Broad “Assumption of Liability” Clause in Subcontract Likely Trumps “Waiver of Subrogation” Clause in Prime ContractIn a recent case handled by Bradley, a federal court in Maryland issued a decision attempting to reconcile inconsistent contract provisions.

The general contractor said that its fire sprinkler subcontractor was responsible for the burst sprinkler pipe and the resulting property damage based on the “Assumption of Liability” provision in the subcontract, which stated that the subcontractor “assumes the entire responsibility for any and all actual or potential damage…” and “agrees to indemnify and save harmless [the general contractor]… from and against any and all loss.” The subcontractor said that the general contractor waived its right to hold the subcontractor responsible based on a provision in the form contract between the general contractor and the project owner. Under the boilerplate “Waiver of Subrogation” in the American Institute of Architects (AIA) A201-2007 General Conditions, the owner and general contractor “waive all rights against … each other and any of their subcontractors” for “causes of loss to the extent covered by property insurance obtained pursuant to … Section 11.3 or other property insurance applicable to the Work.” (emphasis added)

Finding “sufficient ambiguity for consideration of extrinsic evidence” as to whether the parties actually intended the Waiver of Subrogation clause to control, the Court denied the parties’ cross-motions for summary judgment.

The Court determined that the subcontractor could invoke the Waiver of Subrogation provision even though that clause resided in a contract to which it was not a party. After all, the subcontract incorporated the general contract by reference, and the phrase “and any of their subcontractors” in the subrogation waiver clause supported the subcontractor’s contention that it was an intended third-party beneficiary of that provision. Moreover, the Court observed that courts in other jurisdictions have permitted subcontractors to invoke prime-contract subrogation waivers.

Next, the Court took up the conflict between the subrogation waiver provision and the Assumption of Liability clause in the subcontract concluding that the general contractor had the better argument.

First, the Court invoked the “well-established canon of contract interpretation” that a “specific” provision takes precedence over a “general” provision holding that the specific Assumption of Liability provision in the subcontract should prevail over the Waiver of Subrogation clause in the general contract, which was merely incorporated into the subcontract by reference.

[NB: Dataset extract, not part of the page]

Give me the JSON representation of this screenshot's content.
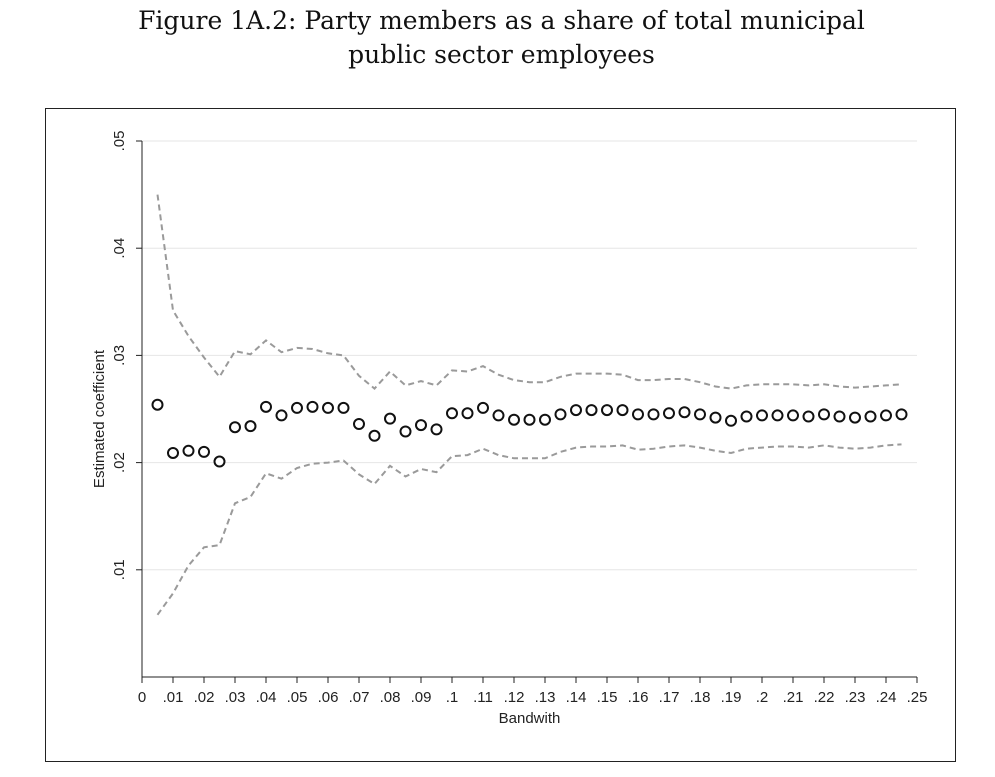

Next, the Court identified another subcontract provision that favored the general contractor’s interpretation. The subcontract required the subcontractor to maintain commercial general liability insurance and to list both the project owner and the general contractor as additional insureds. The subcontract also stated: “It is expressly agreed … that all insurance … afforded the additional insureds shall be primary insurance … and that any other insurance carried by the additional insureds shall be excess of all other insurance carried by the Subcontractor and shall not contribute with Subcontractor’s insurance.” The Court found it “difficult to square” that provision with a Waiver of Subrogation clause that purported to make the project owner’s property insurance primary.

Third, the Court found yet another subcontract provision in support of the general contractor’s interpretation which said “[i]f … any provision … irreconcilably conflicts with a provision of the General Contract … the provision imposing the greater duty or obligation on the Subcontractor shall govern.” Here, the Assumption of Liability provision imposed the greater obligation on the subcontractor.

Characterizing the Assumption of Liability clause as “breathtaking in scope,” the Court begrudgingly found that the Assumption of Liability clause should prevail over the Waiver of Subrogation provision stating: “The Court thus suspects that this case may be an outlier – a rare case in which the obvious public-policy benefit of orderly and predictable insurance planning at the outset of a venture must yield to the explicit arrangements between a general contractor and the subcontractors with which it chooses to transact.”

This case offers important lessons concerning insurance and indemnification provisions and reinforces familiar rules of contract interpretation. It also serves as a reminder that prime contract language incorporated by reference into subcontracts should be reviewed for consistency with the intent of the subcontract provisions.